Up again: North Carolina gas prices rise for second week in a row

Published 7:56 am Monday, October 11, 2021

North Carolina gas prices have risen 4.4 cents per gallon in the past week, averaging $3.05 per gallon Monday, October 11, according to GasBuddy’s daily survey of 6,092 stations in North Carolina. Gas prices in North Carolina are 11.5 cents per gallon higher than a month ago and stand $1.06 per gallon higher than a year ago.

According to GasBuddy price reports, the cheapest station in North Carolina is priced at $2.76 per gallon Monday while the most expensive is $3.54 per gallon, a difference of 78 cents per gallon.

The national average price of gasoline has risen 5.2 cents per gallon in the last week, averaging $3.25 per gallon Monday. The national average is up 7.5 cents per gallon from a month ago and stands $1.08 per gallon higher than a year ago.

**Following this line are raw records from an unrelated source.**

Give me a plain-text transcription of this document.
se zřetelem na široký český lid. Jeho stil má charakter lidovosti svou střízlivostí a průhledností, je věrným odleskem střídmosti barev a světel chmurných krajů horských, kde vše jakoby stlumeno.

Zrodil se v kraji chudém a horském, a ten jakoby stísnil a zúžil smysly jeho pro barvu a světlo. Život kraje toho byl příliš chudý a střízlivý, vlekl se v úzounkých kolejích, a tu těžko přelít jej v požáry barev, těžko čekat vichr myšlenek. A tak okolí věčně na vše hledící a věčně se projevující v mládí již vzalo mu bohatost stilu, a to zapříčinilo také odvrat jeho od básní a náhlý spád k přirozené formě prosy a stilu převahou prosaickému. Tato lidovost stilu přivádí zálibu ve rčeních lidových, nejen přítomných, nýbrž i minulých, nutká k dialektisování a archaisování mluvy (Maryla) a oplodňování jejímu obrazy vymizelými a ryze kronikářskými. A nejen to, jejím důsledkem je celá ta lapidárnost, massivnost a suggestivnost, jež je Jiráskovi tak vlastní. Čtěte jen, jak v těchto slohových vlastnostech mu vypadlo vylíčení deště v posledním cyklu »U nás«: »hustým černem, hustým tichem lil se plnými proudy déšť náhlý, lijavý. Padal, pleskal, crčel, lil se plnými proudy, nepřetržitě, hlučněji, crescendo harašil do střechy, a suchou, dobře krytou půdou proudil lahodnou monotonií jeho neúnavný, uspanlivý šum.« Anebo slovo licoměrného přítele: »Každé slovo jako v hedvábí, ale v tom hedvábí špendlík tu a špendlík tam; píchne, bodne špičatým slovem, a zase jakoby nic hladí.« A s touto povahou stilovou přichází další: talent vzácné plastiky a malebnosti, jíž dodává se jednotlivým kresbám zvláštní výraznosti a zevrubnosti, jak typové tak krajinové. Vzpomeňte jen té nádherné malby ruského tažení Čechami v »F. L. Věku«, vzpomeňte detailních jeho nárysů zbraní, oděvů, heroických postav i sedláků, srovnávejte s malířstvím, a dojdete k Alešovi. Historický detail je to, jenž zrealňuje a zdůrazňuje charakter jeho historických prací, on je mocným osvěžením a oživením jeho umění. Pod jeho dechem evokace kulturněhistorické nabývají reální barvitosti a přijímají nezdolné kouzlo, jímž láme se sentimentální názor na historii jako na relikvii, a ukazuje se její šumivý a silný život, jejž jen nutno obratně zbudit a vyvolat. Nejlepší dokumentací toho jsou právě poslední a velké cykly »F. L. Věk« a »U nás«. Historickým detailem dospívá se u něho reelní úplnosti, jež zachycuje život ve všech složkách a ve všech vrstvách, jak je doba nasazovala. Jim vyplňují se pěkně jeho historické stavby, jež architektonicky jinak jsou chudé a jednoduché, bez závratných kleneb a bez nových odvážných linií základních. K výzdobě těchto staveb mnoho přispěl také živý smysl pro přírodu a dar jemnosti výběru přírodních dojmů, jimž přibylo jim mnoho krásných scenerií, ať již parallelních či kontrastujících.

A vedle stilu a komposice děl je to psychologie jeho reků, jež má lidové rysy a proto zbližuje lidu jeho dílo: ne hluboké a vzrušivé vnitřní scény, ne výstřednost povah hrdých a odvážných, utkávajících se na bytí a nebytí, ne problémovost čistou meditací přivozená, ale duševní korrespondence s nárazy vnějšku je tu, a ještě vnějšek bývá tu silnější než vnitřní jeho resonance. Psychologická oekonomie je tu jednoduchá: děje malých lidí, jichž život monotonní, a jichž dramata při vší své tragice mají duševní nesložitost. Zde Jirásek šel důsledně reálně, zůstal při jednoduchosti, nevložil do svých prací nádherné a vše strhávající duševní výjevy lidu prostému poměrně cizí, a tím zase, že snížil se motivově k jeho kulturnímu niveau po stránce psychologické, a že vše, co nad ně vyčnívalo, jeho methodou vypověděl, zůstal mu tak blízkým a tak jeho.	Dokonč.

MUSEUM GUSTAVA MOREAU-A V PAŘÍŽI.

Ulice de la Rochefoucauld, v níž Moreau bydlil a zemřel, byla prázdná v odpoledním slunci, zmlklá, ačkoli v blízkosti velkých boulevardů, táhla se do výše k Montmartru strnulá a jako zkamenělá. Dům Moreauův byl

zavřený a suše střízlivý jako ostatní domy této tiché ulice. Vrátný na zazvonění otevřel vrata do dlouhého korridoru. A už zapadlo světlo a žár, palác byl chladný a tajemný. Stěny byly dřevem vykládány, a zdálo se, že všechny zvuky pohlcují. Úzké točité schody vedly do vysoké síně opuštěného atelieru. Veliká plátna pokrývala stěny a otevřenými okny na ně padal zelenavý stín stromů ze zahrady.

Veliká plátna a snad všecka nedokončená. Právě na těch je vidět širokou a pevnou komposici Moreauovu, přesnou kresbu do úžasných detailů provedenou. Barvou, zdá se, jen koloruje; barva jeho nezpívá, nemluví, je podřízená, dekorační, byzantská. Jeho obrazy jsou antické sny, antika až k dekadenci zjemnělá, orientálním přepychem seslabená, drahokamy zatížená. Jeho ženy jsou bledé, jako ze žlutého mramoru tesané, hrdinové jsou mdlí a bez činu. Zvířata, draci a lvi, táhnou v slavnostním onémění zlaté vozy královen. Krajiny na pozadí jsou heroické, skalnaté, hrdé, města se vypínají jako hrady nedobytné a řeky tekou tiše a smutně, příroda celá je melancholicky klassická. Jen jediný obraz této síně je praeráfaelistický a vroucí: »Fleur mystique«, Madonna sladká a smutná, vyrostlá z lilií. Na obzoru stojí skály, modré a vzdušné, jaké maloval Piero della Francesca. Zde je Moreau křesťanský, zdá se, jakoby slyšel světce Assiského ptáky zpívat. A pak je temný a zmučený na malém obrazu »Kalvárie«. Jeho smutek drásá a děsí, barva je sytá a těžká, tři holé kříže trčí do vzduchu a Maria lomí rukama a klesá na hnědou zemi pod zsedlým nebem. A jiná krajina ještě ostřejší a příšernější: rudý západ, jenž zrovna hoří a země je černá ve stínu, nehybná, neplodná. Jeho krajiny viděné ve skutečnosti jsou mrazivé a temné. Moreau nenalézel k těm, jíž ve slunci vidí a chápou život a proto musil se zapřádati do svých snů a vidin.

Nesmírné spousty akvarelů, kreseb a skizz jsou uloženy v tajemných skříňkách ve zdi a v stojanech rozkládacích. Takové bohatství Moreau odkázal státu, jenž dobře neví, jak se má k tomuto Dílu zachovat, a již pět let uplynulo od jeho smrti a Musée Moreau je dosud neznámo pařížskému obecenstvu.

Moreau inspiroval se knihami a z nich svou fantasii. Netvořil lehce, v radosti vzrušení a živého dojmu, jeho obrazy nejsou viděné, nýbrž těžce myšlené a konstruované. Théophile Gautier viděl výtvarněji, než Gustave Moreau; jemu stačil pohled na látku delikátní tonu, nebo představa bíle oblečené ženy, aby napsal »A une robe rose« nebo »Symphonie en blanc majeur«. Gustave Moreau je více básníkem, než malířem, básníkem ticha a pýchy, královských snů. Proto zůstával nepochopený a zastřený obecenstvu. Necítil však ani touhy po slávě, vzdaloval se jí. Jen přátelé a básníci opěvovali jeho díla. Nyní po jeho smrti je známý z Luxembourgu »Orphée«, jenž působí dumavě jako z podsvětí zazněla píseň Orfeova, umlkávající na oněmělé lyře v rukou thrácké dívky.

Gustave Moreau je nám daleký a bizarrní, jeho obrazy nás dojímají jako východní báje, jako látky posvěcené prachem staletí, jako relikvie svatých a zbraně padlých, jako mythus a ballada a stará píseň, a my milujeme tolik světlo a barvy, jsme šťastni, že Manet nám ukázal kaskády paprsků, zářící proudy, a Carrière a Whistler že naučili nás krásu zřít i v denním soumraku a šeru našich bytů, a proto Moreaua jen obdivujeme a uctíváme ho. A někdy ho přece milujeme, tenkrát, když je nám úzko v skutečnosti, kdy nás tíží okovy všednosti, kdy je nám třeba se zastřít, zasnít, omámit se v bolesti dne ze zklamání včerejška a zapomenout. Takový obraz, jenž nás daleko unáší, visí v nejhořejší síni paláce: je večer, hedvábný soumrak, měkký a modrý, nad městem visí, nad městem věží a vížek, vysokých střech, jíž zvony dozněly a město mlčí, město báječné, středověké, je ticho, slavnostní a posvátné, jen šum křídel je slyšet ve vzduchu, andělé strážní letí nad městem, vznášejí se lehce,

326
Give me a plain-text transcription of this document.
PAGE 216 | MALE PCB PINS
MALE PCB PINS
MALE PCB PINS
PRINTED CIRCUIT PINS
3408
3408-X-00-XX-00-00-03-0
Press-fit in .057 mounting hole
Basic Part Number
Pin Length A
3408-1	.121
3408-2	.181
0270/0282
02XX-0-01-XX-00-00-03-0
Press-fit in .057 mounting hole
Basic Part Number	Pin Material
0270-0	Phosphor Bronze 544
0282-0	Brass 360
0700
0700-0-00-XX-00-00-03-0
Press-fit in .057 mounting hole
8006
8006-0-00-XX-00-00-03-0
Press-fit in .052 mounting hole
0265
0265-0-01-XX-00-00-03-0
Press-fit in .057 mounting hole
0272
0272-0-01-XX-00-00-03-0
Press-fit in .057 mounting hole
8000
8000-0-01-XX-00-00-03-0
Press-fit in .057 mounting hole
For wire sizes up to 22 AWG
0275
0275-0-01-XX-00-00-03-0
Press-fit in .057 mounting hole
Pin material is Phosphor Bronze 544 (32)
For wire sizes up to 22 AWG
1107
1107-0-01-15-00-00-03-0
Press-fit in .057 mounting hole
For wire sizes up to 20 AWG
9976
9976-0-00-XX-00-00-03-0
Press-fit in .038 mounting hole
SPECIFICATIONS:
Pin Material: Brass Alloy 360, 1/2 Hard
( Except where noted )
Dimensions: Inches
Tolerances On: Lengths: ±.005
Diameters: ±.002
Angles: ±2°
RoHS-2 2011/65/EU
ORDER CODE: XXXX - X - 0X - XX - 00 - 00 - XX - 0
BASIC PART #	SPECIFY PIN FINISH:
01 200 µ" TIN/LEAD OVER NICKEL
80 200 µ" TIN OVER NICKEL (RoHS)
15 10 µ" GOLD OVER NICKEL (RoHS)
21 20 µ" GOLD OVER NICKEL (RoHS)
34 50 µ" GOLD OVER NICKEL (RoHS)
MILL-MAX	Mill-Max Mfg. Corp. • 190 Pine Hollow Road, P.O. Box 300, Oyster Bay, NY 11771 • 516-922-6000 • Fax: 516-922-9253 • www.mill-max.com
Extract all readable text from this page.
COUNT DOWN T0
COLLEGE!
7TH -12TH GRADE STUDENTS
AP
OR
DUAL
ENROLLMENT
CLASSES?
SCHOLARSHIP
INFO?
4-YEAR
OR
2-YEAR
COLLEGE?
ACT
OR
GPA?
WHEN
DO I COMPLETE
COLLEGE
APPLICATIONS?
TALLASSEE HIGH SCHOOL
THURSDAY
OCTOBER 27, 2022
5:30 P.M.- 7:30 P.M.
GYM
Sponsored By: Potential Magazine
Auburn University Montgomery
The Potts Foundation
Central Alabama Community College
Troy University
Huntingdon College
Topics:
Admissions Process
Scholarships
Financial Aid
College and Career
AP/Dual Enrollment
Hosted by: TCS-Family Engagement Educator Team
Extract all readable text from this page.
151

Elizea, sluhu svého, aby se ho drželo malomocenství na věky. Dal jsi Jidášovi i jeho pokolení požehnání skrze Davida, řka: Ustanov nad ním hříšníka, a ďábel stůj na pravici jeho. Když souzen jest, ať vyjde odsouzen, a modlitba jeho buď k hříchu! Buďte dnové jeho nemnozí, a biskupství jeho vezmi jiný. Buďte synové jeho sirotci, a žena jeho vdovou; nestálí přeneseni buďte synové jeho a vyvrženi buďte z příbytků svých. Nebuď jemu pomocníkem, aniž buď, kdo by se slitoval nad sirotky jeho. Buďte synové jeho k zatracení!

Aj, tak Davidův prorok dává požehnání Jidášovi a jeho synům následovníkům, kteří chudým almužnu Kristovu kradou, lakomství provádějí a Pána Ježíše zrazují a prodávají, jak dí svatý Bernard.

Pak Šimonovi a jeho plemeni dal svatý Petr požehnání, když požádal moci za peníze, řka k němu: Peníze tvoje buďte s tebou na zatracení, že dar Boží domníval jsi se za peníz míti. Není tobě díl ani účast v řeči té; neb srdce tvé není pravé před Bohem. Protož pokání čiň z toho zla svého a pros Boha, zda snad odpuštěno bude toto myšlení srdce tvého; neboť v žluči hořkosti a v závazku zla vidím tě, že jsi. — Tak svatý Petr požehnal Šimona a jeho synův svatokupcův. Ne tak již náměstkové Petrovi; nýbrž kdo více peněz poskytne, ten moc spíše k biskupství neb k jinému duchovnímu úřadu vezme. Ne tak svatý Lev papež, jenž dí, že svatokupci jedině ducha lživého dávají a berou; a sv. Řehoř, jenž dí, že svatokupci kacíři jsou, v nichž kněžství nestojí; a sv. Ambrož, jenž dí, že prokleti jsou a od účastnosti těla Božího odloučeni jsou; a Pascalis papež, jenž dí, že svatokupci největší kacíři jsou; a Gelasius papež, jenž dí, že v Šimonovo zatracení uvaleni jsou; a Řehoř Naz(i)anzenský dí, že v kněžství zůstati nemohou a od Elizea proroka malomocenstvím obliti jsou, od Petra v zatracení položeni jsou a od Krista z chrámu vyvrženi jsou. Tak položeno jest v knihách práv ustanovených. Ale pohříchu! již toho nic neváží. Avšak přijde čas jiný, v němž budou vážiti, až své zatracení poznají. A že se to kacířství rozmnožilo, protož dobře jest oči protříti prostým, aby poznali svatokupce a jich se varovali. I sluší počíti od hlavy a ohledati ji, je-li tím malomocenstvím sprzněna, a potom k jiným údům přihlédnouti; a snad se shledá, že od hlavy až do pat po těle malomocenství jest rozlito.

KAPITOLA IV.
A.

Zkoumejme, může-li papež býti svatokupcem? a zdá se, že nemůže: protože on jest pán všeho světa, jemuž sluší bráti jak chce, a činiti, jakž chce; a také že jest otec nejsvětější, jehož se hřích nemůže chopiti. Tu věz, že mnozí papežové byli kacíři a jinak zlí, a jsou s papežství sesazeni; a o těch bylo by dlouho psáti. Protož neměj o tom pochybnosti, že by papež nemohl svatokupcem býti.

Historical gasoline prices in North Carolina and the national average going back ten years:
October 11, 2020: $1.99 per gallon (U.S. Average: $2.16 per gallon)
October 11, 2019: $2.36 per gallon (U.S. Average: $2.64 per gallon)
October 11, 2018: $2.73 per gallon (U.S. Average: $2.90 per gallon)
October 11, 2017: $2.39 per gallon (U.S. Average: $2.47 per gallon)
October 11, 2016: $2.23 per gallon (U.S. Average: $2.25 per gallon)
October 11, 2015: $2.14 per gallon (U.S. Average: $2.31 per gallon)
October 11, 2014: $3.18 per gallon (U.S. Average: $3.21 per gallon)
October 11, 2013: $3.26 per gallon (U.S. Average: $3.33 per gallon)
October 11, 2012: $3.71 per gallon (U.S. Average: $3.81 per gallon)
October 11, 2011: $3.37 per gallon (U.S. Average: $3.39 per gallon)

Selected areas around the state and their current gas prices:
Fayetteville – $3.04 per gallon, up 9.8 cents per gallon from last week’s $2.95 per gallon.
Charlotte – $2.99 per gallon, up 8.2 cents per gallon from last week’s $2.91 per gallon.
Greensboro – $3.07 per gallon, up 2.2 cents per gallon from last week’s $3.05 per gallon.

“Last week saw oil prices advance to their highest in seven years, with a barrel of West Texas Intermediate crude oil surpassing the critical $80 per barrel level. The nation’s gas prices were also pushed to their highest since 2014, all on OPEC’s decision not to raise production more than it already agreed to in July,” said Patrick De Haan, head of petroleum analysis for GasBuddy. “The OPEC decision caused an immediate reaction in oil prices, and amidst what is turning into a global energy crunch, motorists are now spending over $400 million more on gasoline every single day than they were just a year ago. The problems continue to relate to a surge in demand as the global economy recovers, combined with deep cuts to production from early in the pandemic. If Americans can’t slow their appetite for fuels, we’ve got no place for prices to go but up.”